# JSF - Session Handling Firefox



## y0dA (8. August 2007)

Hi!
Nehme an dass jeder der schon mal seine JSF Applikation im Firefox hat laufen lassen dass sich das Session Handling im Firefox anders verhält als im IE.

Mein Problem ist folgendes (Firefox):
User A öffnet Firefox und bekommt Instanz A - danach loggt er sich in meine Applikation ein und arbeitet fröhlich vor sich hin. Danach öffnet User A ein neues Tab des Firefox Browsers und loggt sich mit User B ein. Wenn User A nun mit User B arbeitet stört er somit auch jene Tätigkeiten die er mit User A durchführt.
Das Problem ist dass beim Firefox Browser alle Instanzen diesselbe SessionId besitzen.

Wie geht ihr mit diesem Problem um?
Wie handelt ihr die Security?

Weiters würde mich noch interessieren wie es sein kann dass wenn sich User A ausloggt und sich wieder einloggt (Browser nicht schließt) dass dann bspw. die tree2 Komponenten noch immer im Letztzustand (wie vor dem logout) sind? Wie kann ich beim logout sichergehen dass alles relevante destroyed bzw in initial Zustand gebracht wird?

mfg


----------



## schnuffie (8. August 2007)

Wie wär's denn, den Usernamen mit in die Session zu packen? Somit würde aus User A dann nämlich User B, also genau das, was der User wollte.

Du machst einfach alle Aktionen für den User, der in der Session steht und prüfst somit auch seine Rechte ab, damit erschlägst Du automatisch die Security.

Nebenbei hätte das noch den Effekt, daß Du mit dieser Info manch andere Vorgaben erfüllen kannst - 2 Beispiele:
- neues Login an bestehender Session verboten (Abfrage über username==null)
- mehrfache Sessions mit gleichem User möglich, sonst username in den Context packen


----------



## y0dA (8. August 2007)

Hi!
Jo das mit dem User hatte ich schon vor, jedoch wie sollte ich das ganze realisieren? Sprich einen Filter einbauen welcher bei jedem Request überprüft ob der user eingeloggt ist bzw ob der current user nicht derselbe user in der session ist..

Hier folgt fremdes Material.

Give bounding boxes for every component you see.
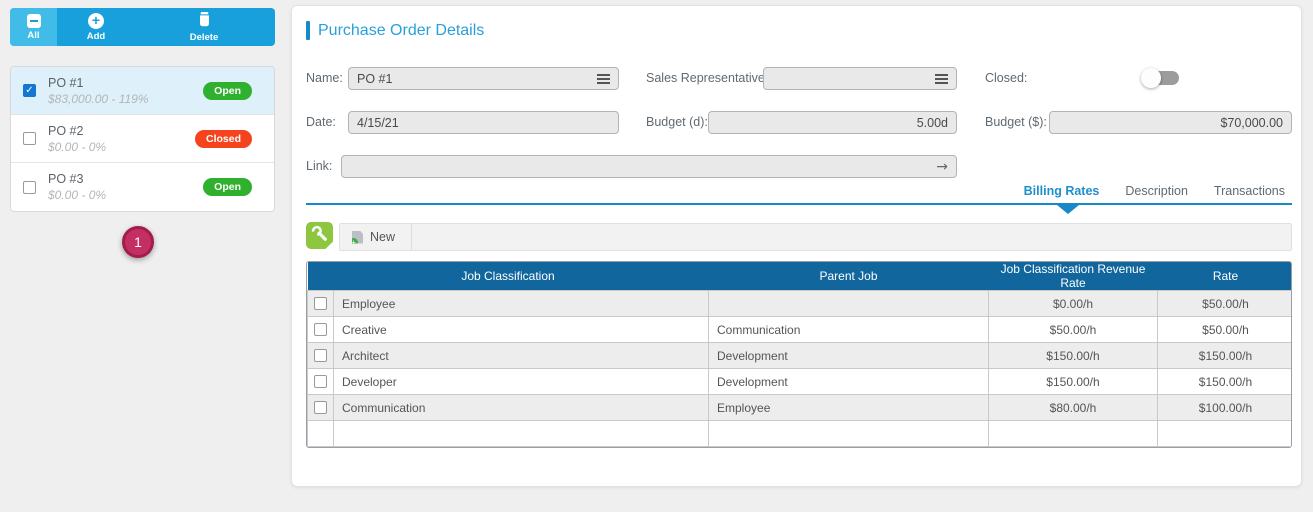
sales-rep-label: Sales Representative: <box>646 71 769 85</box>
col-job-classification[interactable]: Job Classification <box>307 262 709 291</box>
status-badge: Closed <box>194 129 252 148</box>
po-1-checkbox[interactable]: ✓ <box>23 84 36 97</box>
po-list: ✓ PO #1 $83,000.00 - 119% Open PO #2 $0.… <box>10 66 275 212</box>
date-label: Date: <box>306 115 336 129</box>
new-label: New <box>370 230 396 244</box>
table-row[interactable]: Communication Employee $80.00/h $100.00/… <box>307 394 1291 421</box>
table-empty-row[interactable] <box>307 420 1291 447</box>
name-label: Name: <box>306 71 343 85</box>
grid-toolbar: + New <box>339 223 1292 251</box>
add-label: Add <box>86 30 106 42</box>
row-checkbox[interactable] <box>314 401 327 414</box>
arrow-right-icon[interactable]: → <box>936 158 948 175</box>
po-name: PO #1 <box>48 75 84 90</box>
date-input[interactable]: 4/15/21 <box>348 111 619 134</box>
wrench-icon <box>309 223 330 249</box>
po-list-item-3[interactable]: PO #3 $0.00 - 0% Open <box>11 163 274 211</box>
row-checkbox[interactable] <box>314 349 327 362</box>
panel-header: Purchase Order Details <box>306 21 484 40</box>
page-title: Purchase Order Details <box>318 21 485 39</box>
po-summary: $0.00 - 0% <box>48 139 107 154</box>
select-all-checkbox-icon <box>26 13 41 28</box>
po-3-checkbox[interactable] <box>23 180 36 194</box>
tab-underline <box>306 203 1292 205</box>
name-input[interactable]: PO #1 <box>348 67 619 90</box>
budget-days-label: Budget (d): <box>646 115 708 129</box>
closed-label: Closed: <box>985 71 1028 85</box>
table-row[interactable]: Employee $0.00/h $50.00/h <box>307 290 1291 317</box>
po-summary: $0.00 - 0% <box>48 188 107 202</box>
po-name: PO #2 <box>48 123 84 138</box>
closed-toggle[interactable] <box>1141 68 1179 88</box>
details-panel: Purchase Order Details Name: PO #1 Sales… <box>291 5 1302 487</box>
status-badge: Open <box>203 178 252 196</box>
tab-description[interactable]: Description <box>1125 184 1188 198</box>
status-badge: Open <box>203 81 252 100</box>
col-parent-job[interactable]: Parent Job <box>708 262 989 291</box>
row-checkbox[interactable] <box>314 375 327 388</box>
delete-label: Delete <box>189 32 219 43</box>
po-list-toolbar: All + Add Delete <box>10 8 275 46</box>
col-revenue-rate[interactable]: Job Classification Revenue Rate <box>988 262 1158 291</box>
po-summary: $83,000.00 - 119% <box>48 91 149 106</box>
budget-dollars-label: Budget ($): <box>985 115 1047 129</box>
menu-icon[interactable] <box>597 77 610 80</box>
table-row[interactable]: Architect Development $150.00/h $150.00/… <box>307 342 1291 369</box>
tab-billing-rates[interactable]: Billing Rates <box>1023 184 1100 198</box>
table-row[interactable]: Creative Communication $50.00/h $50.00/h <box>307 316 1291 343</box>
accent-bar <box>306 21 310 40</box>
trash-icon <box>197 11 212 30</box>
table-row[interactable]: Developer Development $150.00/h $150.00/… <box>307 368 1291 395</box>
tab-transactions[interactable]: Transactions <box>1213 184 1285 198</box>
link-input[interactable]: → <box>341 155 957 178</box>
billing-rates-table: Job Classification Parent Job Job Classi… <box>306 261 1292 448</box>
active-tab-caret <box>1057 205 1079 214</box>
budget-dollars-input[interactable]: $70,000.00 <box>1049 111 1292 134</box>
sales-rep-input[interactable] <box>763 67 957 90</box>
detail-tabs: Billing Rates Description Transactions <box>1024 184 1285 204</box>
settings-wrench-button[interactable] <box>306 222 333 249</box>
row-checkbox[interactable] <box>314 297 327 310</box>
link-label: Link: <box>306 159 333 173</box>
po-2-checkbox[interactable] <box>23 132 36 145</box>
po-list-item-2[interactable]: PO #2 $0.00 - 0% Closed <box>11 115 274 163</box>
delete-po-button[interactable]: Delete <box>179 8 229 46</box>
menu-icon[interactable] <box>935 77 948 80</box>
col-rate[interactable]: Rate <box>1157 262 1291 291</box>
po-list-item-1[interactable]: ✓ PO #1 $83,000.00 - 119% Open <box>11 67 274 115</box>
add-po-button[interactable]: + Add <box>73 8 119 46</box>
annotation-badge-1: 1 <box>122 226 154 258</box>
new-row-button[interactable]: + New <box>340 224 413 250</box>
select-all-label: All <box>27 29 40 41</box>
new-document-icon: + <box>352 230 363 244</box>
row-checkbox[interactable] <box>314 323 327 336</box>
select-all-button[interactable]: All <box>10 8 57 46</box>
add-icon: + <box>88 12 104 29</box>
po-name: PO #3 <box>48 172 84 186</box>
table-header-row: Job Classification Parent Job Job Classi… <box>307 262 1291 291</box>
budget-days-input[interactable]: 5.00d <box>708 111 957 134</box>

Weiters sollte es eben wie folgt ablaufen:
User A ist eingeloggt.
User B loggt sich ein (mittles FireFox Tab) - somit sollte User A entfernt werden sowie die Session ungültig gemacht werden(damit bei Tab 1 der User nur mehr auf die login Seite gelangt) und in weiterer Folge sollte bei einer neuerlichen Interaktion auf die login seite weitergeleitet werden.

Oder sollte ich einfach prinzipiell wenn mein logincontroller aufgerufen wird, die session invalidate machen und den neuen user einloggen?


----------